Parsing First and Last Names from Full Name

  • Hi there!  I have this code:


    SELECT
    CASE   WHEN CHARINDEX(' ',name) = 0 THEN name 
    WHEN CHARINDEX(' ',name) = PATINDEX('% _[., ]%',name) THEN
    RTRIM(SUBSTRING(name, 1, CHARINDEX(' ',name) + 2))  
    ELSE SUBSTRING(name,1, CHARINDEX(' ',name))END [firstname],
    CASE 
    WHEN CHARINDEX(' ',name) = 0 THEN '' 
    WHEN CHARINDEX(' ',name) = PATINDEX('% _[., ]%',name)
    THEN LTRIM(SUBSTRING(name,CHARINDEX(' ',name) + 3,1000))  
    ELSE SUBSTRING(name,CHARINDEX(' ',name)+1,1000)END [lastname]
    FROM [myTable]

    And it works just fine... however, my full name field has names all sorts of ways.  This code takes care of names like this:  First M. Last but if I have First Middle Last it doesn't parse it correctly.  I thought the ELSE statement took care of that but I can't seem to troubleshoot how to get it to do the last name correctly if the middle name is spelled out instead of abbreviated with a period.  I have a third variation as well that is just First M Last without the period after the middle initial.

    Thanks!

  • amy26 - Thursday, November 15, 2018 11:05 AM

    Hi there!  I have this code:


    SELECT
    CASE   WHEN CHARINDEX(' ',name) = 0 THEN name 
    WHEN CHARINDEX(' ',name) = PATINDEX('% _[., ]%',name) THEN
    RTRIM(SUBSTRING(name, 1, CHARINDEX(' ',name) + 2))  
    ELSE SUBSTRING(name,1, CHARINDEX(' ',name))END [firstname],
    CASE 
    WHEN CHARINDEX(' ',name) = 0 THEN '' 
    WHEN CHARINDEX(' ',name) = PATINDEX('% _[., ]%',name)
    THEN LTRIM(SUBSTRING(name,CHARINDEX(' ',name) + 3,1000))  
    ELSE SUBSTRING(name,CHARINDEX(' ',name)+1,1000)END [lastname]
    FROM [myTable]

    And it works just fine... however, my full name field has names all sorts of ways.  This code takes care of names like this:  First M. Last but if I have First Middle Last it doesn't parse it correctly.  I thought the ELSE statement took care of that but I can't seem to troubleshoot how to get it to do the last name correctly if the middle name is spelled out instead of abbreviated with a period.  I have a third variation as well that is just First M Last without the period after the middle initial.

    Thanks!

    Have you checked to see if you also have titles and salutations and multiword first, middle, and last names?

    --Jeff Moden


    RBAR is pronounced "ree-bar" and is a "Modenism" for Row-By-Agonizing-Row.
    First step towards the paradigm shift of writing Set Based code:
    ________Stop thinking about what you want to do to a ROW... think, instead, of what you want to do to a COLUMN.
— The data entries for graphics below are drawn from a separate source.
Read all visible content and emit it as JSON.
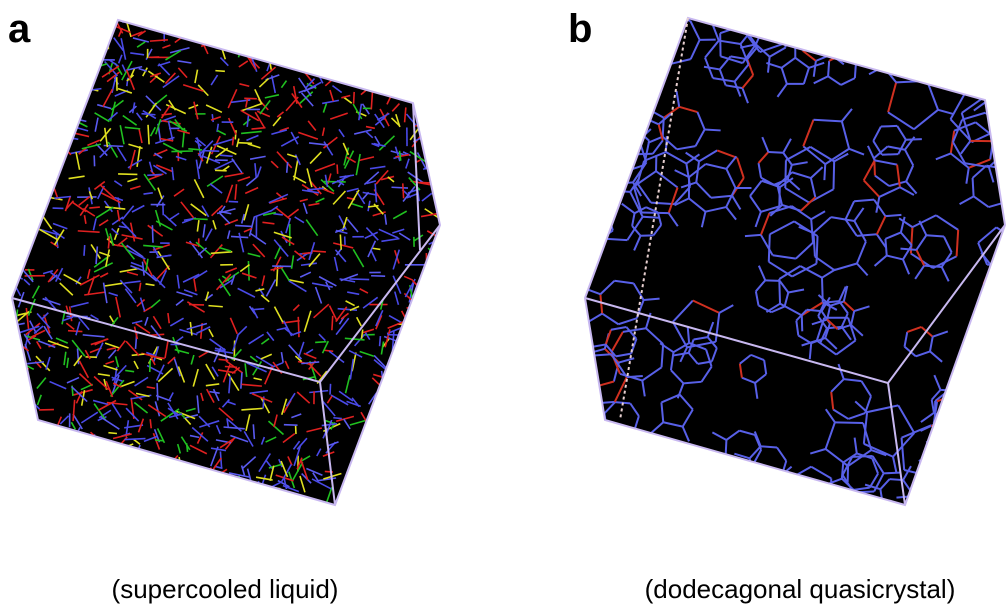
{
  "panels": [
    {
      "label": "a",
      "caption": "(supercooled liquid)"
    },
    {
      "label": "b",
      "caption": "(dodecagonal quasicrystal)"
    }
  ]
}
    Change is inevitable... Change for the better is not.


    Helpful Links:
    How to post code problems
    How to Post Performance Problems
    Create a Tally Function (fnTally)

  • Yes, I removed the titles and this code is putting any suffixes into the last name field which I'm removing after the process runs (ie Jr.).
    Its just the middle name part I'm having an issue with.
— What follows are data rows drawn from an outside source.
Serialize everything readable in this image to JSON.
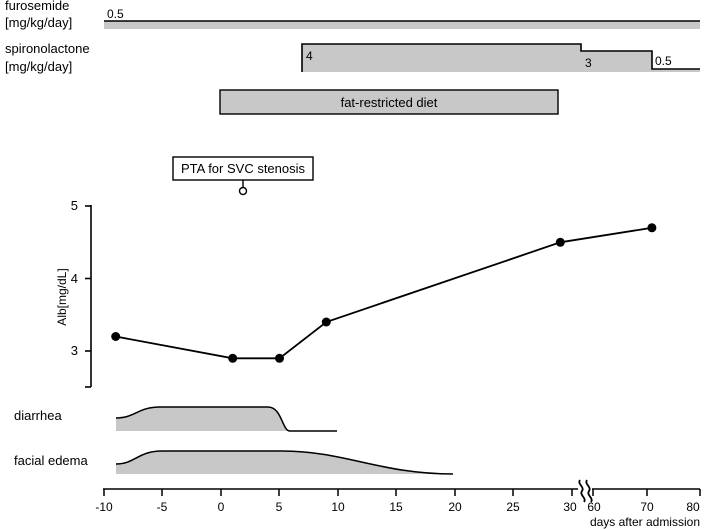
{
  "chart_data": {
    "type": "line",
    "title": "",
    "xlabel": "days after admission",
    "ylabel": "Alb[mg/dL]",
    "x_ticks": [
      "-10",
      "-5",
      "0",
      "5",
      "10",
      "15",
      "20",
      "25",
      "30",
      "60",
      "70",
      "80"
    ],
    "y_ticks": [
      "3",
      "4",
      "5"
    ],
    "ylim": [
      2.5,
      5.0
    ],
    "series": [
      {
        "name": "Alb",
        "x": [
          -9,
          1,
          5,
          9,
          29,
          71
        ],
        "y": [
          3.2,
          2.9,
          2.9,
          3.4,
          4.5,
          4.7
        ]
      }
    ],
    "dose_tracks": [
      {
        "name": "furosemide",
        "label_line1": "furosemide",
        "label_line2": "[mg/kg/day]",
        "segments": [
          {
            "start": -10,
            "end": 80,
            "dose": "0.5"
          }
        ]
      },
      {
        "name": "spironolactone",
        "label_line1": "spironolactone",
        "label_line2": "[mg/kg/day]",
        "segments": [
          {
            "start": 7,
            "end": 60,
            "dose": "4"
          },
          {
            "start": 60,
            "end": 71,
            "dose": "3"
          },
          {
            "start": 71,
            "end": 80,
            "dose": "0.5"
          }
        ]
      }
    ],
    "interventions": [
      {
        "label": "fat-restricted diet",
        "start": 0,
        "end": 29
      }
    ],
    "events": [
      {
        "label": "PTA for SVC stenosis",
        "day": 2
      }
    ],
    "symptom_tracks": [
      {
        "name": "diarrhea",
        "onset": -9,
        "plateau_start": -5,
        "plateau_end": 4,
        "resolved": 6,
        "end": 10
      },
      {
        "name": "facial edema",
        "onset": -9,
        "plateau_start": -5,
        "plateau_end": 5,
        "resolved": 20,
        "end": 20
      }
    ],
    "axis_break": "between 30 and 60"
  }
}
  • amy26 - Thursday, November 15, 2018 11:05 AM

    but I can't seem to troubleshoot how to get it to do the last name correctly

    If you take the substring of the reversed string up to the first space, then reverse it again to put it the right way round, you should have the surname.

    select reverse(substring(reverse(name),1,charindex(' ',reverse(name)))) LastName
    or even simpler with right:
    select right(name,charindex(' ',reverse(name))) LastName

  • Another issue with name parsing to be aware of is how different cultures parse names.  You can't always assume that the "first" part of a name is the given name and the "last" part of a name is the surname.
    https://en.wikipedia.org/wiki/Surname

  • I'm just going to leave this here...  https://www.kalzumeus.com/2010/06/17/falsehoods-programmers-believe-about-names/

    Thomas Rushton
    blog: https://thelonedba.wordpress.com

  • Thank you I appreciate the culture thing... but that is neither here nor there regarding this.  I have to do it.  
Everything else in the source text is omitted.